/text-classifier

naive bayes based text classifier, machine learning

Primary LanguageJava

Naive Bayes based Text Classification

Methodology

  • Develop environment

Our project will be written in Java, using lucene for text analysis, log4j for logging statistic information, so that we can focus on the implementation of different text classification algorithms.

  • How does this software work?

Our software will take a batch of files as training data, as well as user specified test files. The effectiveness and correctness running algorithm under such data will be written into log files. After well trained, this software can be used to classify new text files by appending label to file names or moving them to different directories, depending on user choice.

  • What algorithms will be employed? Naive Bayes, Decision Tree(C4.5)

  • How to get training data?

For English training set, we employ a collection of over 20,000 messages which from 20 different newsgroups from following URL: http://www.cs.cmu.edu/afs/cs.cmu.edu/project/theo-20/www/data/news20.html

For Chinese training data, we use Sogou lab data with approximate 10,000 news documents from following URL provided by Sogou, one of the greatest Internet companies in China. http://www.sogou.com/labs/dl/c.html

  • What's the input? What's the output? How to evaluate the accuracy of output?

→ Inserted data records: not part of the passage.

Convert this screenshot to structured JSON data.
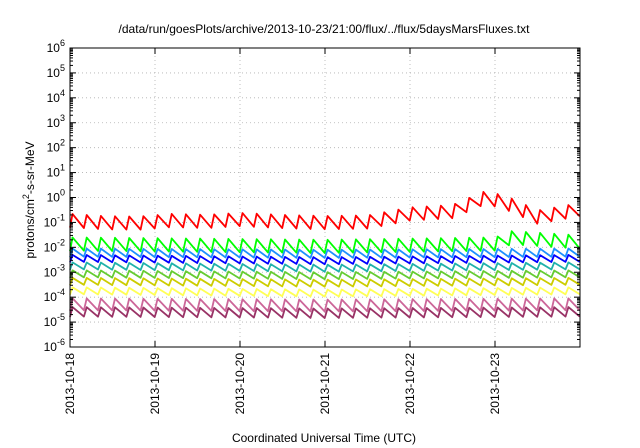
{
  "chart_data": {
    "type": "line",
    "title": "/data/run/goesPlots/archive/2013-10-23/21:00/flux/../flux/5daysMarsFluxes.txt",
    "xlabel": "Coordinated Universal Time (UTC)",
    "ylabel_prefix": "protons/cm",
    "ylabel_sup": "2",
    "ylabel_suffix": "-s-sr-MeV",
    "y_scale": "log",
    "ylim": [
      1e-06,
      1000000
    ],
    "xlim": [
      "2013-10-18",
      "2013-10-24"
    ],
    "x_tick_labels": [
      "2013-10-18",
      "2013-10-19",
      "2013-10-20",
      "2013-10-21",
      "2013-10-22",
      "2013-10-23"
    ],
    "y_ticks": [
      {
        "base": "10",
        "exp": "-6"
      },
      {
        "base": "10",
        "exp": "-5"
      },
      {
        "base": "10",
        "exp": "-4"
      },
      {
        "base": "10",
        "exp": "-3"
      },
      {
        "base": "10",
        "exp": "-2"
      },
      {
        "base": "10",
        "exp": "-1"
      },
      {
        "base": "10",
        "exp": "0"
      },
      {
        "base": "10",
        "exp": "1"
      },
      {
        "base": "10",
        "exp": "2"
      },
      {
        "base": "10",
        "exp": "3"
      },
      {
        "base": "10",
        "exp": "4"
      },
      {
        "base": "10",
        "exp": "5"
      },
      {
        "base": "10",
        "exp": "6"
      }
    ],
    "grid": true,
    "legend": "none",
    "sawtooth_cycles_per_day": 6,
    "series": [
      {
        "color": "#ff0000",
        "peak_env": [
          [
            0,
            0.22
          ],
          [
            0.4,
            0.18
          ],
          [
            0.8,
            0.17
          ],
          [
            1.2,
            0.22
          ],
          [
            1.6,
            0.2
          ],
          [
            2.0,
            0.24
          ],
          [
            2.5,
            0.2
          ],
          [
            3.0,
            0.18
          ],
          [
            3.5,
            0.19
          ],
          [
            4.0,
            0.4
          ],
          [
            4.5,
            0.5
          ],
          [
            4.9,
            1.9
          ],
          [
            5.2,
            0.9
          ],
          [
            5.5,
            0.3
          ],
          [
            6.0,
            0.6
          ]
        ],
        "amp": 0.55
      },
      {
        "color": "#00ff00",
        "peak_env": [
          [
            0,
            0.025
          ],
          [
            3,
            0.02
          ],
          [
            5,
            0.025
          ],
          [
            5.2,
            0.045
          ],
          [
            6,
            0.03
          ]
        ],
        "amp": 0.55
      },
      {
        "color": "#1e90ff",
        "peak_env": [
          [
            0,
            0.009
          ],
          [
            3,
            0.008
          ],
          [
            6,
            0.009
          ]
        ],
        "amp": 0.35
      },
      {
        "color": "#0000ff",
        "peak_env": [
          [
            0,
            0.005
          ],
          [
            3,
            0.004
          ],
          [
            6,
            0.005
          ]
        ],
        "amp": 0.3
      },
      {
        "color": "#20b2aa",
        "peak_env": [
          [
            0,
            0.0025
          ],
          [
            3,
            0.002
          ],
          [
            6,
            0.0025
          ]
        ],
        "amp": 0.3
      },
      {
        "color": "#66cc33",
        "peak_env": [
          [
            0,
            0.0012
          ],
          [
            3,
            0.001
          ],
          [
            6,
            0.0012
          ]
        ],
        "amp": 0.3
      },
      {
        "color": "#cccc00",
        "peak_env": [
          [
            0,
            0.0006
          ],
          [
            3,
            0.0005
          ],
          [
            6,
            0.0006
          ]
        ],
        "amp": 0.3
      },
      {
        "color": "#ffff55",
        "peak_env": [
          [
            0,
            0.00025
          ],
          [
            3,
            0.0002
          ],
          [
            6,
            0.00025
          ]
        ],
        "amp": 0.3
      },
      {
        "color": "#cc6699",
        "peak_env": [
          [
            0,
            9e-05
          ],
          [
            3,
            8e-05
          ],
          [
            6,
            9e-05
          ]
        ],
        "amp": 0.5
      },
      {
        "color": "#993366",
        "peak_env": [
          [
            0,
            4e-05
          ],
          [
            3,
            3.5e-05
          ],
          [
            6,
            4e-05
          ]
        ],
        "amp": 0.4
      }
    ]
  }
}
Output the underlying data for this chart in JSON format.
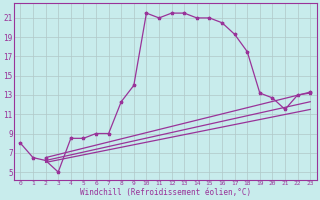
{
  "xlabel": "Windchill (Refroidissement éolien,°C)",
  "bg_color": "#c8ecec",
  "grid_color": "#b0c8c8",
  "line_color": "#993399",
  "spine_color": "#993399",
  "x_ticks": [
    0,
    1,
    2,
    3,
    4,
    5,
    6,
    7,
    8,
    9,
    10,
    11,
    12,
    13,
    14,
    15,
    16,
    17,
    18,
    19,
    20,
    21,
    22,
    23
  ],
  "y_ticks": [
    5,
    7,
    9,
    11,
    13,
    15,
    17,
    19,
    21
  ],
  "xlim": [
    -0.5,
    23.5
  ],
  "ylim": [
    4.2,
    22.5
  ],
  "curve1_x": [
    0,
    1,
    2,
    3,
    4,
    5,
    6,
    7,
    8,
    9,
    10,
    11,
    12,
    13,
    14,
    15,
    16,
    17,
    18,
    19,
    20,
    21,
    22,
    23
  ],
  "curve1_y": [
    8.0,
    6.5,
    6.2,
    5.0,
    8.5,
    8.5,
    9.0,
    9.0,
    12.3,
    14.0,
    21.5,
    21.0,
    21.5,
    21.5,
    21.0,
    21.0,
    20.5,
    19.3,
    17.5,
    13.2,
    12.7,
    11.5,
    13.0,
    13.2
  ],
  "line2_x": [
    2,
    23
  ],
  "line2_y": [
    6.5,
    13.3
  ],
  "line3_x": [
    2,
    23
  ],
  "line3_y": [
    6.0,
    11.5
  ],
  "line4_x": [
    2,
    23
  ],
  "line4_y": [
    6.2,
    12.3
  ],
  "marker": "*",
  "markersize": 2.5,
  "linewidth": 0.9
}
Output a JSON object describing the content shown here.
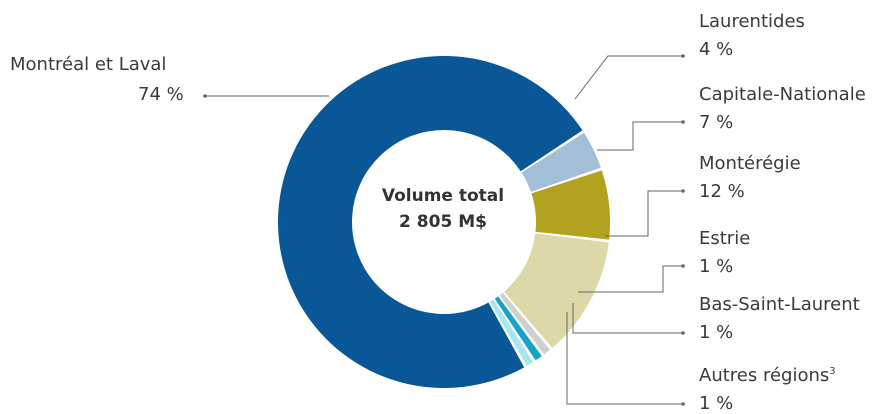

Input contains two parts: training data files and test data files. Both of them should be in text formation with encoding UTF-8. The file directory indicates its category, partitioned by .[DOT]. For example, data files concerning about newsgroups of baseball records are under directory “rec.sport.baseball”.

Output contains two parts: classified text files and a report of evaluation information. There are three options for test data output: evaluation, labeling and classifying. With “evaluation” option, our software do nothing with the test data except merely using it to evaluate the effectiveness and correctness of the algorithms. And “classifying” option, which has more practical usage, represents that the test data files will be partitioned into different category directories, while “labeling” option provides a much faster performance by appending category label to file names to reduce I/O operations.

In order to evaluate the effectiveness and accuracy of one particular algorithm, we provide 4 options: use the training set, supplied data set, cross-validation, percentage split. The results from different approaches are compared and will be included in the final report.